St. Louis Vegetarian Society was the catalyst for the city’s first vegetarian café. It wasn’t a culinary venture, but a political one. The society was founded in 1901 and met twice a month in its members’ homes until 1903 when it began holding public meetings at the Aschenbroedel Hall in Pine. It featured testimonials from Civil War veterans and athletes as well as business leaders who spoke out about the moral and health benefits of eating meat-free. The talks were followed by performances by the Self Culture Club, and Vegetarian Orchestras. While local newspapers hurled ridicule at SLVS, they also invited members to write food columns. George Heid (a local chemist) was the president of the group in 1902. He explained how to forage wild mushrooms and prepare them as a meal without accidentally poisoning your body.
Edgar Perkins, the club secretary, set out to find a restaurateur who would make vegetarian or plant-based dishes. “St. Louis Post-Dispatch reported. “He will bet the eater that he can’t tell which butter is which substitute.”

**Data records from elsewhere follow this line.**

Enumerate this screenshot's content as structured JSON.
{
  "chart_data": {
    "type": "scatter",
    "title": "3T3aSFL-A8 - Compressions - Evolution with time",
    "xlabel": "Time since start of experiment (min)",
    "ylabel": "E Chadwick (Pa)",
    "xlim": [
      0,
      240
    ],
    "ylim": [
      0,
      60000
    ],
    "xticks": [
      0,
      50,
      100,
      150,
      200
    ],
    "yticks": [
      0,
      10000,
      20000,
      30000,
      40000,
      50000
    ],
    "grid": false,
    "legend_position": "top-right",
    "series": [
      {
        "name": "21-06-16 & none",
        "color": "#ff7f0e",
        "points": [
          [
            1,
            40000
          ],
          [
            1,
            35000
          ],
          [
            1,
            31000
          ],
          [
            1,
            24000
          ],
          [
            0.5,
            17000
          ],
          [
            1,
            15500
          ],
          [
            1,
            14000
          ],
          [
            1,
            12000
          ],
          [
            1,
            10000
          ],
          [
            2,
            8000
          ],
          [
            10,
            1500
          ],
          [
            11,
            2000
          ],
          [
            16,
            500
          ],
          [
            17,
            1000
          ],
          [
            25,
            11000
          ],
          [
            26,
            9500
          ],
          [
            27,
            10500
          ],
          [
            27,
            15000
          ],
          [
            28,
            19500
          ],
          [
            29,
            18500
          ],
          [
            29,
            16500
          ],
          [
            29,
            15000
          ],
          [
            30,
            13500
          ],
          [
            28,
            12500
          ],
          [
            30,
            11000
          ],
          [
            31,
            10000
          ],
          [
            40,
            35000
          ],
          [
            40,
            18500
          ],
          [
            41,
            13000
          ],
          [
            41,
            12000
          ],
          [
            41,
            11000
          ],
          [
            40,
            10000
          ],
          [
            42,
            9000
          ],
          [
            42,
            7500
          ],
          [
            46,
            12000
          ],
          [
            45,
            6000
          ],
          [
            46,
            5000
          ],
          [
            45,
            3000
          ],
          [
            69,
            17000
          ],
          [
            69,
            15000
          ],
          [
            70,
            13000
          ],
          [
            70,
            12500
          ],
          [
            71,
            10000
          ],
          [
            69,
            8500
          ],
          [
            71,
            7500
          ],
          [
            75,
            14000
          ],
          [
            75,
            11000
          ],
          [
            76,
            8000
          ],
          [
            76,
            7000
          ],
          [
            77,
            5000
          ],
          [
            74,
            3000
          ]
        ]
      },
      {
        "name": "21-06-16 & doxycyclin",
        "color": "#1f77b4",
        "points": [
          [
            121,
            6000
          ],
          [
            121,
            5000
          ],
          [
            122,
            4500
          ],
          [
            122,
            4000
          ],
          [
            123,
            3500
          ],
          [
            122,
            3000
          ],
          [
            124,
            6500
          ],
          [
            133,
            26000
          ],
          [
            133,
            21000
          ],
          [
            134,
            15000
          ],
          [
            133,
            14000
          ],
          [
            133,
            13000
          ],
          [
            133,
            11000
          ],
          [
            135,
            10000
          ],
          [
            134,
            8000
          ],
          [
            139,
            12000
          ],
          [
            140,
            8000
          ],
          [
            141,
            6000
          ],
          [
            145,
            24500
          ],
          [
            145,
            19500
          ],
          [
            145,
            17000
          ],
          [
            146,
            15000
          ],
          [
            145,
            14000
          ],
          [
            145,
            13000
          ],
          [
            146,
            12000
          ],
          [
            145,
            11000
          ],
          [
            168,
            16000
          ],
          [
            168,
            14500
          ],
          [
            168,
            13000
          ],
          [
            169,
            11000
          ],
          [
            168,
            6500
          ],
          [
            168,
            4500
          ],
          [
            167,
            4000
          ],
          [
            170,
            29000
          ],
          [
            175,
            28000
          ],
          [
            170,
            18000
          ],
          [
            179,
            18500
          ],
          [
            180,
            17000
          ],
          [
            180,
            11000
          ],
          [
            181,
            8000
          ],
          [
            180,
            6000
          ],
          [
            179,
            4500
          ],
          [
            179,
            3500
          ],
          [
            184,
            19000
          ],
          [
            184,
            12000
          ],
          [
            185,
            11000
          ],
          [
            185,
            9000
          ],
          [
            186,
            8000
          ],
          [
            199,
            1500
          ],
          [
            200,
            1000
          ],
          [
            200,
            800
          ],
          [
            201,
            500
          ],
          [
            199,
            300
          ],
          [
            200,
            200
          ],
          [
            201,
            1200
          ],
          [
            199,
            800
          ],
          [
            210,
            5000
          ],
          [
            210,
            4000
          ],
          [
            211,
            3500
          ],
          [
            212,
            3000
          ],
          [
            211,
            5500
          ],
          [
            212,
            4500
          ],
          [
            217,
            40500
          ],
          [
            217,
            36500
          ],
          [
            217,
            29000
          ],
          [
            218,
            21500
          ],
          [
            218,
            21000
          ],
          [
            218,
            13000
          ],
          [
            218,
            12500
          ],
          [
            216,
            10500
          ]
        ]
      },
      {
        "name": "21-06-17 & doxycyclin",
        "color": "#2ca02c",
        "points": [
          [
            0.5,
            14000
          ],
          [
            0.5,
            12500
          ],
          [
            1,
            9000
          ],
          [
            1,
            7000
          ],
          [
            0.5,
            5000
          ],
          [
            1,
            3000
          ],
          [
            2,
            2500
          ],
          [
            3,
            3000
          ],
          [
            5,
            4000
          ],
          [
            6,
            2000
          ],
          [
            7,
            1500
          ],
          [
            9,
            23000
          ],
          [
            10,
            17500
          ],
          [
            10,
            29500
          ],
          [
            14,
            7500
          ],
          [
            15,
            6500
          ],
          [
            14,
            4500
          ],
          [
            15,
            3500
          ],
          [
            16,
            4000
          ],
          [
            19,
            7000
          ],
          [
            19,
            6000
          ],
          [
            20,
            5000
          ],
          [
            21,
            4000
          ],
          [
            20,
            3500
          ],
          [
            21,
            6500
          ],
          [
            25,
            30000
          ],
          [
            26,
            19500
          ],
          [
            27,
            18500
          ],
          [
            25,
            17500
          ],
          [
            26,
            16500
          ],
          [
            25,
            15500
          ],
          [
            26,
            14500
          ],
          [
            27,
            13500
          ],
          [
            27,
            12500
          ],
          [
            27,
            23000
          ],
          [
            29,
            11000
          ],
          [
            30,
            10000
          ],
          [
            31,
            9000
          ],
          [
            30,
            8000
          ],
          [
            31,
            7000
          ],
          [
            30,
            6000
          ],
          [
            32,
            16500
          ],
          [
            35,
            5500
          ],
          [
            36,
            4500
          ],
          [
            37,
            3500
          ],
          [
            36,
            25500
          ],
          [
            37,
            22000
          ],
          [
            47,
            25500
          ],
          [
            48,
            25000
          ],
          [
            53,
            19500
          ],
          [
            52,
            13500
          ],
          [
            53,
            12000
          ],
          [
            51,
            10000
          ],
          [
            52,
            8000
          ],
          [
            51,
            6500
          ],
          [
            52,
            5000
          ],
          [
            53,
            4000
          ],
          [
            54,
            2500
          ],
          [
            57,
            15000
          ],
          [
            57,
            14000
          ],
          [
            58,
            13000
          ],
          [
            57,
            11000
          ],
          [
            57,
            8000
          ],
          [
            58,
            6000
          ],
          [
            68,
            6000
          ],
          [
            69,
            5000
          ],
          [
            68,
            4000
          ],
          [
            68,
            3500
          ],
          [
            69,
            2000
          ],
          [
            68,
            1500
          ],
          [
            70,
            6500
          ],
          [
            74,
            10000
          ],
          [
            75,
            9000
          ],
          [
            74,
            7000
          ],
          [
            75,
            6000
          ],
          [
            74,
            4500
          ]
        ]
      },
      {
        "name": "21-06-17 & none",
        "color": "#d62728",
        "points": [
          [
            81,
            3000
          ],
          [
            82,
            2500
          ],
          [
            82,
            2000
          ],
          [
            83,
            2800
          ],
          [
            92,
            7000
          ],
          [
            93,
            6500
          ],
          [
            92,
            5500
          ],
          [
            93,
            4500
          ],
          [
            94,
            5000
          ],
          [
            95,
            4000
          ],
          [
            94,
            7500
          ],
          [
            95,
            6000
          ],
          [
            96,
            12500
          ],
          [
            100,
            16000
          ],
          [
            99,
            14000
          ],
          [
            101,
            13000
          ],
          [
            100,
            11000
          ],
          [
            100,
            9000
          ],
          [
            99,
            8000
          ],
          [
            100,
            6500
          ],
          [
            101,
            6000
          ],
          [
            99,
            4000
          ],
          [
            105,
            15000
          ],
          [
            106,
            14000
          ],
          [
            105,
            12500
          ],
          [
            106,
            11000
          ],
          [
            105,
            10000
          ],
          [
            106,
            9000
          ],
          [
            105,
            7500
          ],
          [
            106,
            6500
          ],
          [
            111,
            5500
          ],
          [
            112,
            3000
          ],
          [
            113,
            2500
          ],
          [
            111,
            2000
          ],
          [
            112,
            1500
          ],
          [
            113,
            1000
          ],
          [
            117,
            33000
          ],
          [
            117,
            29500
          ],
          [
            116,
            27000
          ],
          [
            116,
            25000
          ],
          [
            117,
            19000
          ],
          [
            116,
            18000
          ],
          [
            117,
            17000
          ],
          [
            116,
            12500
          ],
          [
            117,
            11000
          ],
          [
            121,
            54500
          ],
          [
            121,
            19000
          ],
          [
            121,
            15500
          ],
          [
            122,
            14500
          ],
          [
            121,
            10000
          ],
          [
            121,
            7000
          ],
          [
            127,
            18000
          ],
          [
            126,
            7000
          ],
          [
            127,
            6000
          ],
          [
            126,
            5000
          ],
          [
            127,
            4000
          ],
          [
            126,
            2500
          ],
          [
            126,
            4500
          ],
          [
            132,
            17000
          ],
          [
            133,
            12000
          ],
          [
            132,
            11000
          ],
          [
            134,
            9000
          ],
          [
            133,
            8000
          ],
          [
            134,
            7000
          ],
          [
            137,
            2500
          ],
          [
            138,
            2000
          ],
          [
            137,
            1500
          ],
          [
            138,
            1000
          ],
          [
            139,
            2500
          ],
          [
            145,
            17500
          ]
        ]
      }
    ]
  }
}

The entire society attended the grand opening “a physical culture restaurant” in March 1904. This was a location “at a point of Olive Street calculated to catch the attention of World’s Fair visitors.” Many of those who ordered nut-brown and protose were people traveling from Liverpool to attend that year’s International Vegetarian Congress.
Upton Sinclair’s 1906 novel The Jungle, which was stomach-turning and a result of rising meat prices, increased American vegetarian societies. The Post reported that on New Year’s Day 1908, there was a new smell at the St. Louis Vegetarian Cafe. It contained “chicken croquettes (made from peanuts), mock tenderloins (made with peanuts), imitation Veal loaf (made with peanuts), peanut meal pudding, peanut coffee,” as well as “chicken croquettes” and “mock tenderloins (made with peanuts), and would not tolerate eating peanut steaks in the harsh Midwestern winters.”
It’s surprising to see that veganism has become mainstream in a world where veganism is commonplace. In 2002, however, The Hungry Buddha was still the only downtown cafe where vegetarians were not forced to eat iceberg salad or French fries.